Machine Collective Intelligence — a multi-agent framework that integrates symbolism and metaheuristics to autonomously discover explainable governing equations from empirical observations.

   
Affiliation Korea Research Institute of Chemical Technology (KRICT) and Korea Advanced Institute of Science and Technology (KAIST)
First introduced 2026-04 (arXiv:2604.27297)
Lifecycle stages Hypothesis (symbolic-equation proposal), Analysis (fitting and selection across observation data)
Autonomy level Fully autonomous within the symbolic-discovery loop
Domain focus General — demonstrated on deterministic, stochastic, and previously uncharacterized dynamical systems
Availability Unknown — no repository announced in the paper

Approach

MCI orchestrates a population of K LLM-based reasoning agents that evolve symbolic hypotheses through coordinated generation, evaluation, critique, and consolidation:

  • Knowledge representation as ASTs. Each candidate equation is canonicalized as an abstract syntax tree; AST depth quantifies explainability (lower depth = more compact, more explainable).
  • Initialization. Given a problem specification P (inputs/outputs) and an initial hypothesis H, each agent generates an initial equation parsed into an AST.
  • Complexity-aware evaluation. Each AST is scored by a “discovery score” combining negative SSE on observations, an explainability term (inverse depth), and a memory term.
  • Critique and consolidation. Agents iteratively share best experiences across the population via knowledge-propagation and accumulation schemes drawn from population-based metaheuristics, enabling exploration beyond any single agent’s prior knowledge.

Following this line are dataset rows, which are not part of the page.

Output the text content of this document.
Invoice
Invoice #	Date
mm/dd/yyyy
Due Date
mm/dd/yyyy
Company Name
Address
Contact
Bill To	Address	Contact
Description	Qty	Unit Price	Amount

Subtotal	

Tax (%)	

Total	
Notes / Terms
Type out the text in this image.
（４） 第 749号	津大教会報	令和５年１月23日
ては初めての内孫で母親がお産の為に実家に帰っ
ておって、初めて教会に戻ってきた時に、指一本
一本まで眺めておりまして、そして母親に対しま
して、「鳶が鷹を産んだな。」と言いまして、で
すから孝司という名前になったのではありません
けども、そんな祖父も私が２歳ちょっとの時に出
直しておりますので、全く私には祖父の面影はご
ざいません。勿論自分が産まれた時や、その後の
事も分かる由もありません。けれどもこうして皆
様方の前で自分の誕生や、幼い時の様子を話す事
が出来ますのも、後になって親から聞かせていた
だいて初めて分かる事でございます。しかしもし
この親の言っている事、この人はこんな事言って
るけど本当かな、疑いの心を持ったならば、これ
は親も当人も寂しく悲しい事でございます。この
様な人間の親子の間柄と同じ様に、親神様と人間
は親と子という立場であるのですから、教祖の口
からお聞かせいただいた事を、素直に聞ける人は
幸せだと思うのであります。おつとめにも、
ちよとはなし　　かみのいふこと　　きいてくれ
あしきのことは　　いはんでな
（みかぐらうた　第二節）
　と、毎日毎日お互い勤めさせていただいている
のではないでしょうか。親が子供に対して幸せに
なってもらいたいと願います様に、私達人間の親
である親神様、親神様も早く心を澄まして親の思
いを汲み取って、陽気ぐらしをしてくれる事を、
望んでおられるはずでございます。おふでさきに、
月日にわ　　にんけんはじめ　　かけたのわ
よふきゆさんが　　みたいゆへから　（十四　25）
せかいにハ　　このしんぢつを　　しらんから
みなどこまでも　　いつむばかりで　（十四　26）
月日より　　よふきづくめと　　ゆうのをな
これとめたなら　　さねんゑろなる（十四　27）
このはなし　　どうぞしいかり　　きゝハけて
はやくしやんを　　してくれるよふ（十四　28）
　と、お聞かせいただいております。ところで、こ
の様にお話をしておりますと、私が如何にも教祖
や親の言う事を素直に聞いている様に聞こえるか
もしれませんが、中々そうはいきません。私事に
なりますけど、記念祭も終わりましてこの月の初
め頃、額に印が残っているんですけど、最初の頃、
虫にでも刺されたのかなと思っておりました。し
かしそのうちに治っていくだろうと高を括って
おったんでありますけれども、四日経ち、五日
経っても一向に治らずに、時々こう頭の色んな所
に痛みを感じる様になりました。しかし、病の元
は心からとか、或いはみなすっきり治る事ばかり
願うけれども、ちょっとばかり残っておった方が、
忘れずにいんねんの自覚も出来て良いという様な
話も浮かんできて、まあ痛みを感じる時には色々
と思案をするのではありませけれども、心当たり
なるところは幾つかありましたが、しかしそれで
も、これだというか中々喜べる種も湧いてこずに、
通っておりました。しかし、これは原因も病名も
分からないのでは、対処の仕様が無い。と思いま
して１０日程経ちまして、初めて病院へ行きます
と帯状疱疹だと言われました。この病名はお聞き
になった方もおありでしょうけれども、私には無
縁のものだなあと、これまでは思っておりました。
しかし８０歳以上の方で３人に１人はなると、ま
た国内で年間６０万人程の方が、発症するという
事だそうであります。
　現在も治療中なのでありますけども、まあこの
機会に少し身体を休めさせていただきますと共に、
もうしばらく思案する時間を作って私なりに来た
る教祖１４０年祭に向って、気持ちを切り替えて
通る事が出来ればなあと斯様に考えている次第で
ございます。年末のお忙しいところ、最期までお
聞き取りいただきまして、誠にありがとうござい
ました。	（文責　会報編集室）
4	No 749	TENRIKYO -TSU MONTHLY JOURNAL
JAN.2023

The framework explicitly integrates symbolism (logical, AST-based reasoning) with metaheuristics (exploration via population-based search), aiming to escape the reasoning boundary of any individual backbone LLM.

Validation

Tested on scientific systems governed by deterministic, stochastic, and previously uncharacterized dynamics. Authors report recovery of underlying governing equations without hand-crafted domain knowledge and direct comparison to deep neural network baselines.

Notable results

  • Reduces extrapolation error by up to six orders of magnitude relative to deep neural networks on the studied systems.
  • Compresses 0.5–1 million DNN parameters into 5–40 interpretable parameters in the recovered equations.
  • Recovers governing equations across deterministic, stochastic, and uncharacterized regimes without domain-specific priors.

Primary paper

Na and Park, “Machine Collective Intelligence for Explainable Scientific Discovery,” arXiv:2604.27297 (2026).

Other references

None yet.

Code

Unknown — no repository announced in the paper.